The theory is that the extra degradation will force teams towards a two-stop strategy for performance reasons, effectively ruling out the long 39-lap stint we saw on Sunday. The only downside to that theory is that the other two race tyres on offer, the C3 and C4, will also be weaker in terms of performance, to the point that teams may want to avoid using them as much as possible.

On Sunday, Romain Grosjean bucked the trend on tyre strategy by opting not to pit under the safety car for Kvyat. The Haas driver made a set of the C2 tyres last 36 laps before he had to pit, and did so while pushing hard to defend position.

Isola said Grosjean's C2 tyres came back "completely worn", but considering the relatively strong performance of the Haas, rival teams will look to that 36-lap stint as a marker for what's possible this weekend. The temptation may be to spend as much of the race as possible on the C2s, because the other options -- the C3 and C4 -- will struggle with degradation. Therefore, its not beyond the realms of possibility that a perfectly sensible race strategy will see a set of the C2s reaching the limit of the wear life.

We saw a collective reluctance among the teams to use the C3 when it was designated as the soft tyre last Sunday. All teams outside the top ten had a free choice of tyre compound for the start of the race, and every one of them opted for the C2 over the C3.

The only drivers that used the C3 at all in the race were those in the top 10 that were forced to start on it under F1's qualifying rules, and Max Verstappen and Valtteri Bottas, who both used it for two laps at the end of the race. But that same compound now becomes the medium this weekend, meaning even the most conservative strategies are going to be reliant on it in order to meet the mandatory regulation of using at least two different compounds in the race.
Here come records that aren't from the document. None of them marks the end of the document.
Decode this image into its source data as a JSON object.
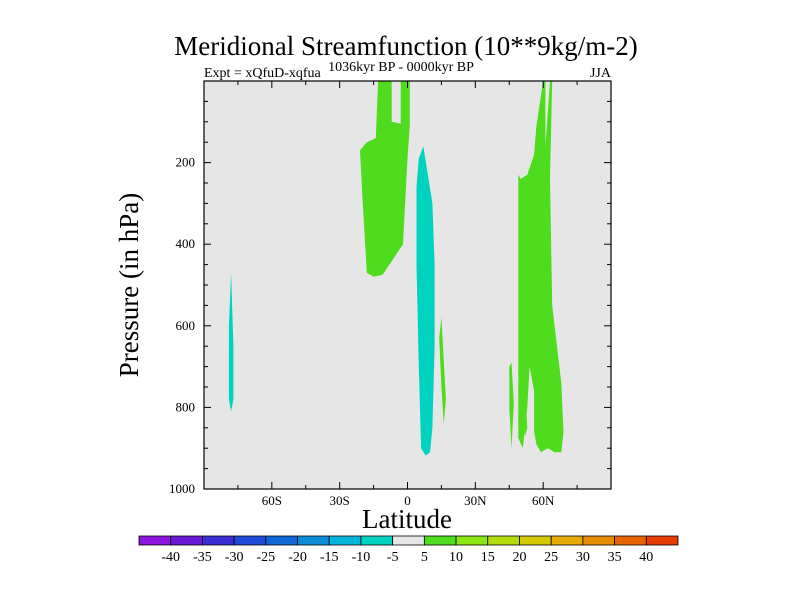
{
  "chart_data": {
    "type": "filled-contour",
    "title": "Meridional Streamfunction (10**9kg/m-2)",
    "subtitle": "1036kyr BP - 0000kyr BP",
    "left_label": "Expt = xQfuD-xqfua",
    "right_label": "JJA",
    "xlabel": "Latitude",
    "ylabel": "Pressure (in hPa)",
    "xlim": [
      -90,
      90
    ],
    "ylim": [
      1000,
      0
    ],
    "x_ticks": [
      {
        "value": -60,
        "label": "60S"
      },
      {
        "value": -30,
        "label": "30S"
      },
      {
        "value": 0,
        "label": "0"
      },
      {
        "value": 30,
        "label": "30N"
      },
      {
        "value": 60,
        "label": "60N"
      }
    ],
    "y_ticks": [
      {
        "value": 200,
        "label": "200"
      },
      {
        "value": 400,
        "label": "400"
      },
      {
        "value": 600,
        "label": "600"
      },
      {
        "value": 800,
        "label": "800"
      },
      {
        "value": 1000,
        "label": "1000"
      }
    ],
    "background_color": "#e6e6e6",
    "colorbar": {
      "labels": [
        "-40",
        "-35",
        "-30",
        "-25",
        "-20",
        "-15",
        "-10",
        "-5",
        "5",
        "10",
        "15",
        "20",
        "25",
        "30",
        "35",
        "40"
      ],
      "colors": [
        "#8c14dc",
        "#6a1ad6",
        "#3c2ed2",
        "#1e4ad8",
        "#1068d8",
        "#0a8cd8",
        "#00b4dc",
        "#00d2c0",
        "#e6e6e6",
        "#50dc1e",
        "#8ce614",
        "#b4dc0a",
        "#d2c800",
        "#e6aa00",
        "#e68c00",
        "#e66400",
        "#e63c00"
      ]
    },
    "regions": [
      {
        "name": "nh-tropical-band",
        "range": "5 to 10",
        "color": "#50dc1e",
        "points": [
          [
            -13,
            0
          ],
          [
            -7,
            0
          ],
          [
            -7,
            100
          ],
          [
            -3,
            105
          ],
          [
            -3,
            0
          ],
          [
            1,
            0
          ],
          [
            1,
            110
          ],
          [
            0,
            190
          ],
          [
            -2,
            400
          ],
          [
            -8,
            450
          ],
          [
            -11,
            475
          ],
          [
            -15,
            480
          ],
          [
            -18,
            470
          ],
          [
            -20,
            280
          ],
          [
            -21,
            170
          ],
          [
            -18,
            150
          ],
          [
            -14,
            140
          ]
        ]
      },
      {
        "name": "equatorial-minimum",
        "range": "-10 to -5",
        "color": "#00d2c0",
        "points": [
          [
            7,
            160
          ],
          [
            8,
            195
          ],
          [
            11,
            300
          ],
          [
            12,
            450
          ],
          [
            12,
            650
          ],
          [
            11,
            850
          ],
          [
            10,
            910
          ],
          [
            8,
            918
          ],
          [
            6,
            900
          ],
          [
            5,
            700
          ],
          [
            4,
            450
          ],
          [
            4,
            260
          ],
          [
            5,
            190
          ]
        ]
      },
      {
        "name": "nh-subtropical-cell",
        "range": "5 to 10",
        "color": "#50dc1e",
        "points": [
          [
            15,
            580
          ],
          [
            17,
            780
          ],
          [
            16,
            840
          ],
          [
            15,
            750
          ],
          [
            14,
            630
          ]
        ]
      },
      {
        "name": "sh-polar-strip",
        "range": "-10 to -5",
        "color": "#00d2c0",
        "points": [
          [
            -78,
            470
          ],
          [
            -77,
            650
          ],
          [
            -77,
            780
          ],
          [
            -78,
            810
          ],
          [
            -79,
            780
          ],
          [
            -79,
            600
          ]
        ]
      },
      {
        "name": "nh-midlatitude-main",
        "range": "5 to 10",
        "color": "#50dc1e",
        "points": [
          [
            50,
            240
          ],
          [
            53,
            230
          ],
          [
            56,
            180
          ],
          [
            57,
            110
          ],
          [
            60,
            0
          ],
          [
            61,
            0
          ],
          [
            61,
            160
          ],
          [
            63,
            0
          ],
          [
            64,
            0
          ],
          [
            63,
            240
          ],
          [
            64,
            550
          ],
          [
            68,
            740
          ],
          [
            69,
            860
          ],
          [
            68,
            910
          ],
          [
            65,
            910
          ],
          [
            62,
            900
          ],
          [
            59,
            910
          ],
          [
            57,
            890
          ],
          [
            56,
            860
          ],
          [
            56,
            760
          ],
          [
            54,
            700
          ],
          [
            53,
            800
          ],
          [
            51,
            900
          ],
          [
            49,
            875
          ],
          [
            49,
            500
          ],
          [
            49,
            230
          ]
        ]
      },
      {
        "name": "nh-midlatitude-sliver",
        "range": "5 to 10",
        "color": "#50dc1e",
        "points": [
          [
            46,
            690
          ],
          [
            47,
            790
          ],
          [
            46,
            900
          ],
          [
            45,
            800
          ],
          [
            45,
            700
          ]
        ]
      },
      {
        "name": "nh-midlatitude-sliver-2",
        "range": "5 to 10",
        "color": "#50dc1e",
        "points": [
          [
            52,
            760
          ],
          [
            53,
            850
          ],
          [
            52,
            870
          ],
          [
            51,
            820
          ]
        ]
      }
    ]
  }
}
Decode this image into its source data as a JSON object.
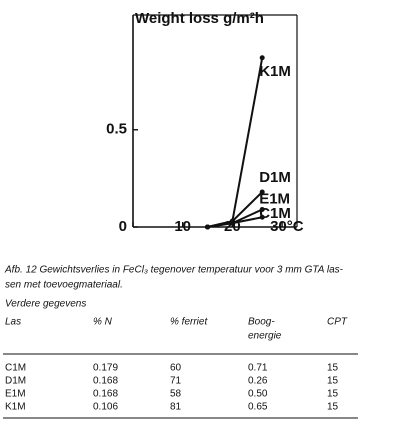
{
  "chart_data": {
    "type": "line",
    "title": "Weight loss g/m²h",
    "x": [
      15,
      20,
      26
    ],
    "series": [
      {
        "name": "K1M",
        "color": "#111111",
        "values": [
          0,
          0.03,
          0.87
        ]
      },
      {
        "name": "D1M",
        "color": "#111111",
        "values": [
          0,
          0.03,
          0.18
        ]
      },
      {
        "name": "E1M",
        "color": "#111111",
        "values": [
          0,
          0.02,
          0.09
        ]
      },
      {
        "name": "C1M",
        "color": "#111111",
        "values": [
          0,
          0.02,
          0.05
        ]
      }
    ],
    "xlim": [
      0,
      33
    ],
    "xticks": [
      0,
      10,
      20,
      {
        "value": 30,
        "label": "30°C"
      }
    ],
    "ylim": [
      0,
      1.09
    ],
    "yticks": [
      0,
      0.5
    ],
    "grid": false
  },
  "caption": [
    "Afb. 12 Gewichtsverlies in FeCl₃ tegenover temperatuur voor 3 mm GTA las-",
    "sen met toevoegmateriaal."
  ],
  "table": {
    "title": "Verdere gegevens",
    "headers": [
      "Las",
      "% N",
      "% ferriet",
      [
        "Boog-",
        "energie"
      ],
      "CPT"
    ],
    "rows": [
      [
        "C1M",
        "0.179",
        "60",
        "0.71",
        "15"
      ],
      [
        "D1M",
        "0.168",
        "71",
        "0.26",
        "15"
      ],
      [
        "E1M",
        "0.168",
        "58",
        "0.50",
        "15"
      ],
      [
        "K1M",
        "0.106",
        "81",
        "0.65",
        "15"
      ]
    ]
  }
}
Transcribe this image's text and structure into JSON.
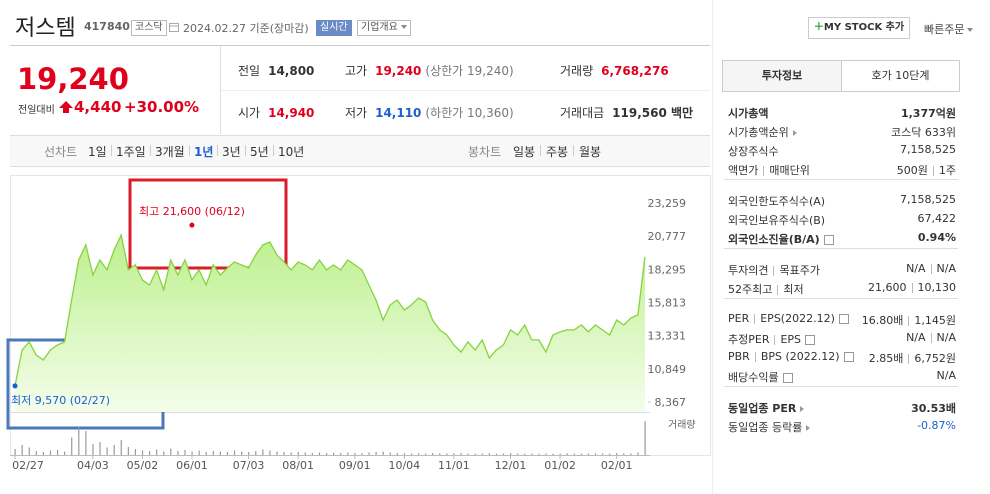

A likely strategy will be one stint on the C3s and two on the C2s, but the makeup of Pirelli's tyre allocation this year means each driver only has two sets of hards (in this case the C2) for the entire weekend. That means anyone hoping to use both sets of C2s in their race strategy will not get a chance to use them in Friday practice, although it should be said they will have plenty of data to rely on from last weekend.

It all makes for an unusual situation to which the teams will have to adapt without pushing the tyres beyond their limit.

In order to help the tyres, Pirelli is making one significant change compared to last weekend by upping the prescribed minimum tyre pressure. Those settings are dictated by Pirelli ahead of each weekend and any team that goes lower than the prescriptions will be reported to the stewards and penalised.

Increased pressures are often used by Pirelli to protect the tyre at high-energy circuits where the construction is at risk due to the extreme forces acting upon it. Teams and drivers tend to argue against upping pressures as it offers less grip and can lead to more degradation, but those side effects are preferable to the kind of failures we saw on Sunday.

Last weekend, Pirelli only upped the front tyre pressures by 0.5 PSI compared to last year's British Grand Prix, so it appears as though they still have a bit of wiggle room to play with before ruining the performance of the tyre completely. Nevertheless, if it leads to increased degradation we could see an unusually high number of pit stops on Sunday.

All of the above is probably not what F1 had in mind when it decided to change the compounds between the two Silverstone races, but it should still make for a fascinating spectacle. The hope is that we see more pit stops, greater variation in strategy and no tyre failures.